Dans le monde des politiques, ce qui retardait surtout l’aveu, c’était la proximité des élections : « Pourquoi cette affaire a-t-elle éclaté si tôt ? »

Dès qu’ils en trouvaient l’occasion, les défenseurs de la Revision s’adressaient aux tribunaux. Aux époques de tyrannie, quand les assemblées tremblent devant le tyran « Un seul » ou devant le tyran « Tous », c’est au prétoire qu’il faut porter la bataille.
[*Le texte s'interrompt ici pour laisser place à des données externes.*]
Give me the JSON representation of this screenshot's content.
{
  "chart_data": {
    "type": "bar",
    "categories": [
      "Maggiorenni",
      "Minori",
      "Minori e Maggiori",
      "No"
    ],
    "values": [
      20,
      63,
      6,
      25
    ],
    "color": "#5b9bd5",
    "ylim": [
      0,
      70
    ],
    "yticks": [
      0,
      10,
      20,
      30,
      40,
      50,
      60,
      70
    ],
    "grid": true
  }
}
Trois procès (jalons vers la vérité pour le lendemain de la défaite) furent ainsi provoqués ou engagés :

Par Picquart contre les auteurs des télégrammes qu’il avait reçus en Tunisie. — Billot, à la demande de Trarieux, avait ouvert une enquête sur l’origine de ces faux ; nécessairement, au bout de peu de jours, il déclara que les soupçons (sur Esterhazy et ses amis) n’étaient pas fondés[1] ; Picquart adressa au procureur de la République une plainte motivée[2].

Contre Mathieu Dreyfus, au sujet d’une prétendue

  1. Procès Zola I, 189, 190, Trarieux.
  2. Du 3 janvier 1898, en faux et usage de faux. Il dénonçait Souffrain comme l’auteur du télégramme Speranza. — Pellieux dit « qu’il mit Picquart en présence de sa propre certitude, qu’il avait acquise par une enquête à la préfecture de police », que Souffrain, malgré ses dénégations, était l’auteur de la dépêche. (Procès Zola, I, 265.) « Une jeune fille employée au bureau de poste avait reconnu Souffrain dans une douzaine de photographies qu’on lui avait présentées. » (Cass., I, 103, Roget.) D’autre part, Pellieux contesta que Souffrain pût être l’agent d’Esterhazy, ce qui, au contraire, confirma Picquart dans ses soupçons. — En ce qui concerne le télégramme Blanche, Picquart porta plainte contre « inconnu », mais il se réservait de mettre en cause Du Paty. — Bertulus fut « requis », le 28 janvier, d’avoir à instruire en faux, usage de faux et complicité contre X. (Cass., I, 220.)